I was in a conversation with a potential client today. They are a collective of experts aiming to support other service-based businesses. They need help in launching the business.
The spokesperson asked me about my work experience. I replied, “I am a service designer. I design and simulate the experience for your customers before you develop and launch your product or service.” I could see the blank look on her face. It was not the first time for me in that awkward situation.
Service design is an abstract role in business, not defined well although its core is about understanding the customer and drawing/telling the story accordingly. The service designer role can not tell itself to its audience. It is more of a generalist position where you highly use soft skills and some easily-learnable methodologies.
What is service design?
My words above were only an introduction to the conversation. Within a 5-minute timeframe, I needed to show my professional intent with more solid expressions. But it should be effortless and figurable for her.
A good service designer asks smart questions to understand the situation. So I fired my questions to the spokesperson to show her what I may offer with example.

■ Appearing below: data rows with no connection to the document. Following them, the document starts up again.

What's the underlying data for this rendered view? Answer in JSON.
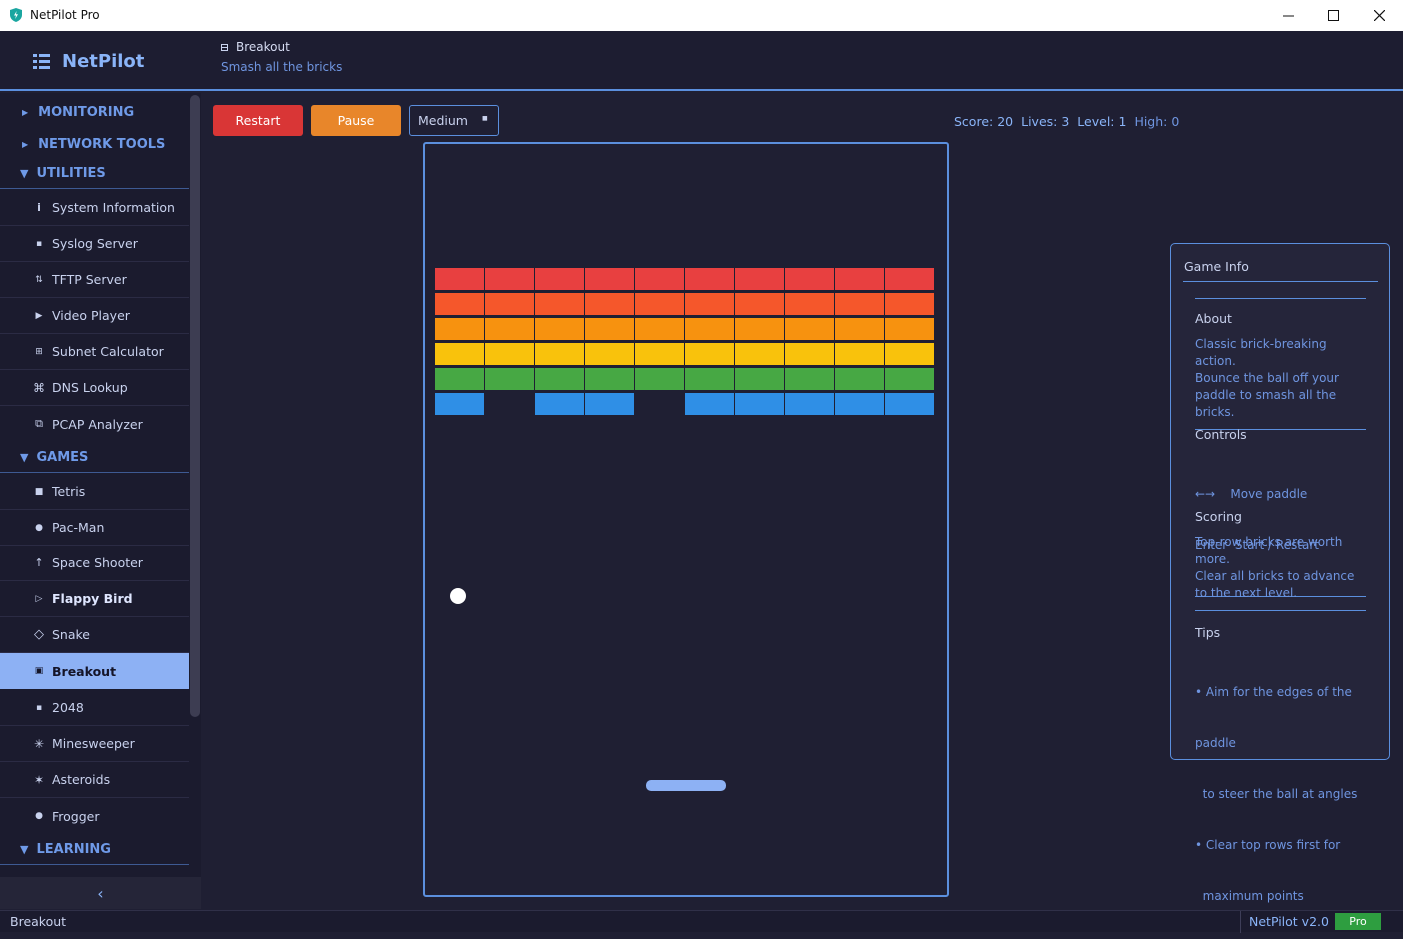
{
  "window": {
    "title": "NetPilot Pro"
  },
  "header": {
    "brand": "NetPilot",
    "page_title": "Breakout",
    "page_subtitle": "Smash all the bricks"
  },
  "sidebar": {
    "sections": {
      "monitoring": "MONITORING",
      "network_tools": "NETWORK TOOLS",
      "utilities": "UTILITIES",
      "games": "GAMES",
      "learning": "LEARNING"
    },
    "utilities_items": [
      {
        "label": "System Information",
        "icon": "info-icon"
      },
      {
        "label": "Syslog Server",
        "icon": "square-icon"
      },
      {
        "label": "TFTP Server",
        "icon": "transfer-icon"
      },
      {
        "label": "Video Player",
        "icon": "play-icon"
      },
      {
        "label": "Subnet Calculator",
        "icon": "grid-icon"
      },
      {
        "label": "DNS Lookup",
        "icon": "command-icon"
      },
      {
        "label": "PCAP Analyzer",
        "icon": "copy-icon"
      }
    ],
    "games_items": [
      {
        "label": "Tetris",
        "icon": "block-icon"
      },
      {
        "label": "Pac-Man",
        "icon": "dot-icon"
      },
      {
        "label": "Space Shooter",
        "icon": "arrow-up-icon"
      },
      {
        "label": "Flappy Bird",
        "icon": "play-icon"
      },
      {
        "label": "Snake",
        "icon": "diamond-icon"
      },
      {
        "label": "Breakout",
        "icon": "brick-icon"
      },
      {
        "label": "2048",
        "icon": "square-icon"
      },
      {
        "label": "Minesweeper",
        "icon": "mine-icon"
      },
      {
        "label": "Asteroids",
        "icon": "star-icon"
      },
      {
        "label": "Frogger",
        "icon": "frog-icon"
      }
    ],
    "collapse_glyph": "‹"
  },
  "toolbar": {
    "restart_label": "Restart",
    "pause_label": "Pause",
    "difficulty_value": "Medium",
    "score_label": "Score: 20",
    "lives_label": "Lives: 3",
    "level_label": "Level: 1",
    "high_label": "High: 0"
  },
  "game": {
    "brick_rows": [
      {
        "color": "#e84040",
        "present": [
          1,
          1,
          1,
          1,
          1,
          1,
          1,
          1,
          1,
          1
        ]
      },
      {
        "color": "#f5572b",
        "present": [
          1,
          1,
          1,
          1,
          1,
          1,
          1,
          1,
          1,
          1
        ]
      },
      {
        "color": "#f7920f",
        "present": [
          1,
          1,
          1,
          1,
          1,
          1,
          1,
          1,
          1,
          1
        ]
      },
      {
        "color": "#f9c20c",
        "present": [
          1,
          1,
          1,
          1,
          1,
          1,
          1,
          1,
          1,
          1
        ]
      },
      {
        "color": "#47a844",
        "present": [
          1,
          1,
          1,
          1,
          1,
          1,
          1,
          1,
          1,
          1
        ]
      },
      {
        "color": "#2f8fe6",
        "present": [
          1,
          0,
          1,
          1,
          0,
          1,
          1,
          1,
          1,
          1
        ]
      }
    ]
  },
  "info_panel": {
    "title": "Game Info",
    "about_heading": "About",
    "about_lines": [
      "Classic brick-breaking action.",
      "Bounce the ball off your",
      "paddle to smash all the",
      "bricks."
    ],
    "controls_heading": "Controls",
    "controls_lines": [
      "←→    Move paddle",
      "Enter  Start / Restart"
    ],
    "scoring_heading": "Scoring",
    "scoring_lines": [
      "Top-row bricks are worth",
      "more.",
      "Clear all bricks to advance",
      "to the next level."
    ],
    "tips_heading": "Tips",
    "tips_lines": [
      "• Aim for the edges of the",
      "paddle",
      "  to steer the ball at angles",
      "• Clear top rows first for",
      "  maximum points"
    ]
  },
  "statusbar": {
    "left": "Breakout",
    "version": "NetPilot v2.0",
    "badge": "Pro"
  },
  "colors": {
    "accent": "#5b8fde",
    "active": "#8db1f4",
    "restart": "#d93636",
    "pause": "#e8862a",
    "badge": "#2e9e40"
  }
}
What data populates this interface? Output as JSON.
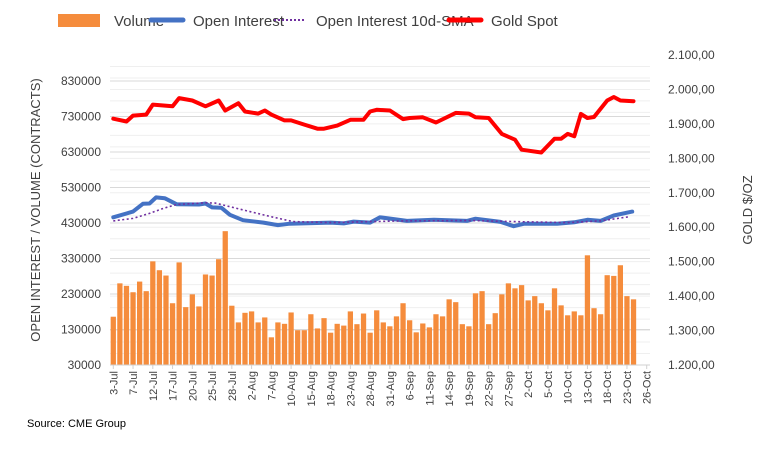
{
  "chart_data": {
    "type": "bar+line",
    "source": "Source: CME Group",
    "ylabel_left": "OPEN INTEREST / VOLUME (CONTRACTS)",
    "ylabel_right": "GOLD $/OZ",
    "left_ticks": [
      "30000",
      "130000",
      "230000",
      "330000",
      "430000",
      "530000",
      "630000",
      "730000",
      "830000"
    ],
    "left_range": [
      30000,
      830000
    ],
    "right_ticks": [
      "1.200,00",
      "1.300,00",
      "1.400,00",
      "1.500,00",
      "1.600,00",
      "1.700,00",
      "1.800,00",
      "1.900,00",
      "2.000,00",
      "2.100,00"
    ],
    "right_range": [
      1200,
      2100
    ],
    "slot_count": 82,
    "x_labels": [
      "3-Jul",
      "7-Jul",
      "12-Jul",
      "17-Jul",
      "20-Jul",
      "25-Jul",
      "28-Jul",
      "2-Aug",
      "7-Aug",
      "10-Aug",
      "15-Aug",
      "18-Aug",
      "23-Aug",
      "28-Aug",
      "31-Aug",
      "6-Sep",
      "11-Sep",
      "14-Sep",
      "19-Sep",
      "22-Sep",
      "27-Sep",
      "2-Oct",
      "5-Oct",
      "10-Oct",
      "13-Oct",
      "18-Oct",
      "23-Oct",
      "26-Oct"
    ],
    "x_label_every": 3,
    "legend": {
      "volume": "Volume",
      "open_interest": "Open Interest",
      "sma": "Open Interest 10d-SMA",
      "gold": "Gold Spot"
    },
    "colors": {
      "volume": "#F58C3C",
      "open_interest": "#4472C4",
      "sma": "#7030A0",
      "gold": "#FF0000"
    },
    "volume": [
      166000,
      260000,
      253000,
      235000,
      265000,
      238000,
      322000,
      297000,
      282000,
      204000,
      319000,
      193000,
      229000,
      195000,
      285000,
      282000,
      328000,
      407000,
      197000,
      150000,
      177000,
      181000,
      150000,
      164000,
      108000,
      150000,
      146000,
      178000,
      128000,
      128000,
      173000,
      133000,
      162000,
      121000,
      146000,
      141000,
      181000,
      145000,
      175000,
      121000,
      184000,
      150000,
      139000,
      167000,
      204000,
      156000,
      122000,
      147000,
      136000,
      173000,
      167000,
      215000,
      207000,
      145000,
      139000,
      232000,
      238000,
      145000,
      176000,
      229000,
      260000,
      246000,
      255000,
      212000,
      224000,
      204000,
      184000,
      246000,
      198000,
      170000,
      181000,
      170000,
      339000,
      190000,
      173000,
      283000,
      281000,
      311000,
      224000,
      215000
    ],
    "open_interest": [
      [
        0,
        446000
      ],
      [
        3,
        462000
      ],
      [
        4.5,
        484000
      ],
      [
        5.5,
        485000
      ],
      [
        6.5,
        502000
      ],
      [
        7.8,
        500000
      ],
      [
        9.6,
        483000
      ],
      [
        13,
        482000
      ],
      [
        14,
        485000
      ],
      [
        15,
        474000
      ],
      [
        16.4,
        473000
      ],
      [
        17.7,
        453000
      ],
      [
        19.7,
        438000
      ],
      [
        22.8,
        431000
      ],
      [
        25,
        424000
      ],
      [
        26.8,
        428000
      ],
      [
        33,
        431000
      ],
      [
        35,
        429000
      ],
      [
        36.5,
        434000
      ],
      [
        39,
        431000
      ],
      [
        40.5,
        446000
      ],
      [
        44.6,
        436000
      ],
      [
        48.7,
        439000
      ],
      [
        53.7,
        436000
      ],
      [
        55,
        442000
      ],
      [
        58.8,
        433000
      ],
      [
        60.8,
        421000
      ],
      [
        62.4,
        428000
      ],
      [
        67.4,
        428000
      ],
      [
        70,
        432000
      ],
      [
        72,
        439000
      ],
      [
        74,
        436000
      ],
      [
        76,
        451000
      ],
      [
        78.8,
        462000
      ]
    ],
    "sma": [
      [
        0,
        436000
      ],
      [
        3,
        443000
      ],
      [
        5.5,
        457000
      ],
      [
        7.6,
        471000
      ],
      [
        9.6,
        482000
      ],
      [
        14,
        487000
      ],
      [
        15.5,
        486000
      ],
      [
        19.7,
        467000
      ],
      [
        23.9,
        448000
      ],
      [
        27.3,
        434000
      ],
      [
        33,
        431000
      ],
      [
        39,
        434000
      ],
      [
        44,
        436000
      ],
      [
        54,
        437000
      ],
      [
        61,
        434000
      ],
      [
        69,
        431000
      ],
      [
        74,
        436000
      ],
      [
        78.5,
        448000
      ]
    ],
    "gold": [
      [
        0,
        1915
      ],
      [
        2,
        1907
      ],
      [
        3,
        1924
      ],
      [
        5,
        1927
      ],
      [
        6,
        1956
      ],
      [
        9,
        1951
      ],
      [
        10,
        1975
      ],
      [
        12,
        1968
      ],
      [
        14,
        1951
      ],
      [
        16,
        1968
      ],
      [
        17,
        1939
      ],
      [
        19,
        1960
      ],
      [
        20,
        1936
      ],
      [
        22,
        1930
      ],
      [
        23,
        1939
      ],
      [
        24,
        1927
      ],
      [
        26,
        1910
      ],
      [
        27,
        1910
      ],
      [
        29,
        1898
      ],
      [
        31,
        1886
      ],
      [
        32,
        1886
      ],
      [
        34,
        1895
      ],
      [
        36,
        1912
      ],
      [
        38,
        1912
      ],
      [
        39,
        1936
      ],
      [
        40,
        1941
      ],
      [
        42,
        1939
      ],
      [
        44,
        1914
      ],
      [
        45,
        1917
      ],
      [
        47,
        1919
      ],
      [
        49,
        1904
      ],
      [
        52,
        1932
      ],
      [
        54,
        1930
      ],
      [
        55,
        1919
      ],
      [
        57,
        1917
      ],
      [
        59,
        1871
      ],
      [
        61,
        1854
      ],
      [
        62,
        1825
      ],
      [
        65,
        1817
      ],
      [
        67,
        1857
      ],
      [
        68,
        1857
      ],
      [
        69,
        1871
      ],
      [
        70,
        1864
      ],
      [
        71,
        1929
      ],
      [
        72,
        1917
      ],
      [
        73,
        1920
      ],
      [
        75,
        1968
      ],
      [
        76,
        1978
      ],
      [
        77,
        1968
      ],
      [
        79,
        1966
      ]
    ]
  }
}
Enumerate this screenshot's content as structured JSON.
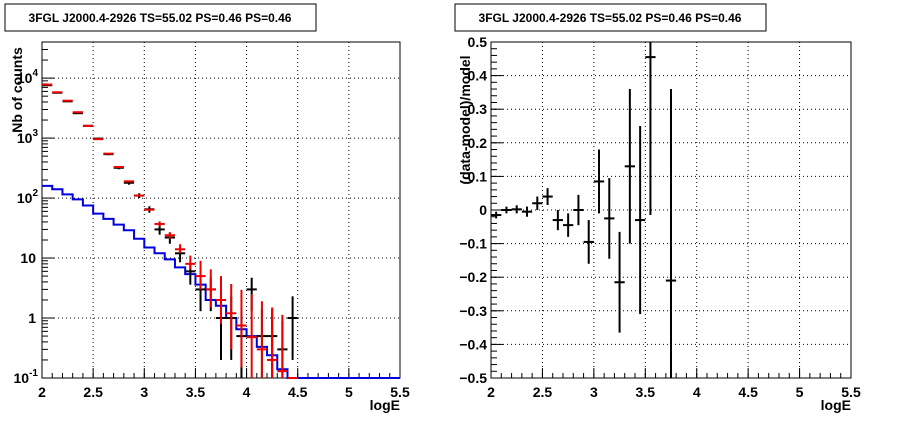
{
  "chart_data": [
    {
      "type": "line",
      "title": "3FGL J2000.4-2926 TS=55.02 PS=0.46 PS=0.46",
      "xlabel": "logE",
      "ylabel": "Nb of counts",
      "xlim": [
        2,
        5.5
      ],
      "ylim": [
        0.1,
        40000
      ],
      "yscale": "log",
      "grid": true,
      "xticks": [
        "2",
        "2.5",
        "3",
        "3.5",
        "4",
        "4.5",
        "5",
        "5.5"
      ],
      "yticks": [
        {
          "value": 0.1,
          "base": "10",
          "exp": "-1"
        },
        {
          "value": 1,
          "base": "1",
          "exp": ""
        },
        {
          "value": 10,
          "base": "10",
          "exp": ""
        },
        {
          "value": 100,
          "base": "10",
          "exp": "2"
        },
        {
          "value": 1000,
          "base": "10",
          "exp": "3"
        },
        {
          "value": 10000,
          "base": "10",
          "exp": "4"
        }
      ],
      "colors": {
        "data": "#000000",
        "model": "#ee0000",
        "background": "#0000dd"
      },
      "series": [
        {
          "key": "data",
          "x": [
            2.05,
            2.15,
            2.25,
            2.35,
            2.45,
            2.55,
            2.65,
            2.75,
            2.85,
            2.95,
            3.05,
            3.15,
            3.25,
            3.35,
            3.45,
            3.55,
            3.65,
            3.75,
            3.85,
            3.95,
            4.05,
            4.15,
            4.25,
            4.35,
            4.45
          ],
          "y": [
            7600,
            5700,
            4100,
            2600,
            1600,
            980,
            540,
            320,
            180,
            110,
            65,
            30,
            22,
            12,
            6,
            3,
            3,
            1,
            1,
            0.5,
            3,
            0.5,
            0.5,
            0.3,
            1
          ],
          "yerr_low": [
            80,
            70,
            60,
            50,
            40,
            30,
            23,
            18,
            13,
            10,
            8,
            5.5,
            4.7,
            3.5,
            2.4,
            1.7,
            1.7,
            0.8,
            0.8,
            0.45,
            1.7,
            0.45,
            0.45,
            0.29,
            0.8
          ],
          "yerr_high": [
            80,
            70,
            60,
            50,
            40,
            30,
            23,
            18,
            13,
            10,
            8,
            5.5,
            4.7,
            3.5,
            2.4,
            1.7,
            1.7,
            1.3,
            1.3,
            0.9,
            1.7,
            0.9,
            0.9,
            0.6,
            1.3
          ]
        },
        {
          "key": "model",
          "x": [
            2.05,
            2.15,
            2.25,
            2.35,
            2.45,
            2.55,
            2.65,
            2.75,
            2.85,
            2.95,
            3.05,
            3.15,
            3.25,
            3.35,
            3.45,
            3.55,
            3.65,
            3.75,
            3.85,
            3.95,
            4.05,
            4.15,
            4.25,
            4.35,
            4.45
          ],
          "y": [
            7800,
            5800,
            4200,
            2700,
            1600,
            960,
            550,
            330,
            190,
            110,
            64,
            37,
            24,
            14,
            8,
            5,
            3,
            2,
            1.2,
            0.75,
            0.48,
            0.3,
            0.2,
            0.13,
            0.09
          ],
          "yerr_low": [
            0,
            0,
            0,
            0,
            0,
            0,
            0,
            0,
            0,
            0,
            0,
            4,
            3,
            2,
            1.5,
            2,
            1.5,
            1.2,
            0.9,
            0.6,
            0.4,
            0.28,
            0.19,
            0.125,
            0
          ],
          "yerr_high": [
            0,
            0,
            0,
            0,
            0,
            0,
            0,
            0,
            0,
            0,
            0,
            4,
            3,
            3,
            3,
            4,
            3.5,
            3,
            2.5,
            2.2,
            2,
            1.6,
            1.3,
            1,
            0
          ]
        },
        {
          "key": "background",
          "x": [
            2.0,
            2.1,
            2.2,
            2.3,
            2.4,
            2.5,
            2.6,
            2.7,
            2.8,
            2.9,
            3.0,
            3.1,
            3.2,
            3.3,
            3.4,
            3.5,
            3.6,
            3.7,
            3.8,
            3.9,
            4.0,
            4.1,
            4.2,
            4.3,
            4.4,
            4.5,
            5.5
          ],
          "y": [
            160,
            140,
            115,
            95,
            75,
            55,
            45,
            36,
            29,
            21,
            15,
            12,
            9.5,
            7,
            5.4,
            3.6,
            2.0,
            1.6,
            1.0,
            0.65,
            0.5,
            0.33,
            0.24,
            0.14,
            0.1,
            0.1,
            0.1
          ]
        }
      ]
    },
    {
      "type": "scatter",
      "title": "3FGL J2000.4-2926 TS=55.02 PS=0.46 PS=0.46",
      "xlabel": "logE",
      "ylabel": "(data-model)/model",
      "xlim": [
        2,
        5.5
      ],
      "ylim": [
        -0.5,
        0.5
      ],
      "grid": true,
      "xticks": [
        "2",
        "2.5",
        "3",
        "3.5",
        "4",
        "4.5",
        "5",
        "5.5"
      ],
      "yticks": [
        "-0.5",
        "-0.4",
        "-0.3",
        "-0.2",
        "-0.1",
        "0",
        "0.1",
        "0.2",
        "0.3",
        "0.4",
        "0.5"
      ],
      "series": [
        {
          "key": "residual",
          "x": [
            2.05,
            2.15,
            2.25,
            2.35,
            2.45,
            2.55,
            2.65,
            2.75,
            2.85,
            2.95,
            3.05,
            3.15,
            3.25,
            3.35,
            3.45,
            3.55,
            3.75
          ],
          "y": [
            -0.015,
            0.0,
            0.002,
            -0.005,
            0.02,
            0.04,
            -0.03,
            -0.045,
            0.0,
            -0.095,
            0.085,
            -0.025,
            -0.215,
            0.13,
            -0.03,
            0.455,
            -0.21
          ],
          "yerr": [
            0.01,
            0.01,
            0.012,
            0.015,
            0.02,
            0.025,
            0.03,
            0.035,
            0.045,
            0.065,
            0.095,
            0.12,
            0.15,
            0.23,
            0.28,
            0.47,
            0.57
          ]
        }
      ]
    }
  ]
}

What do you specifically do for your customers? What are you trying to accomplish with your business? Who are your customers, and how do you increase customer satisfaction? Which business activity derives the biggest revenue source? Why do your customers choose you versus your competitor? What are the challenges that you face in your business? What is your ultimate goal? Growing and expanding your business?
Those questions may look overloaded, but believe me, they are reasonable in a sincere chat.
The point is to listen carefully with high attention to clarifying each word and mimic as an insight about the client. Everyone wants to feel special and heard. The first duty of a service designer is building rapport by making people feel important. This doesn't require talking about yourself or your previous accomplishments. We need to build a connection — a relatable and viable reason to go further.
As I listened to the answers, together, we discovered what their real problem was and clarified the big idea. I could see her eyes sparkling with new possibilities. Service design is not speculating but doing!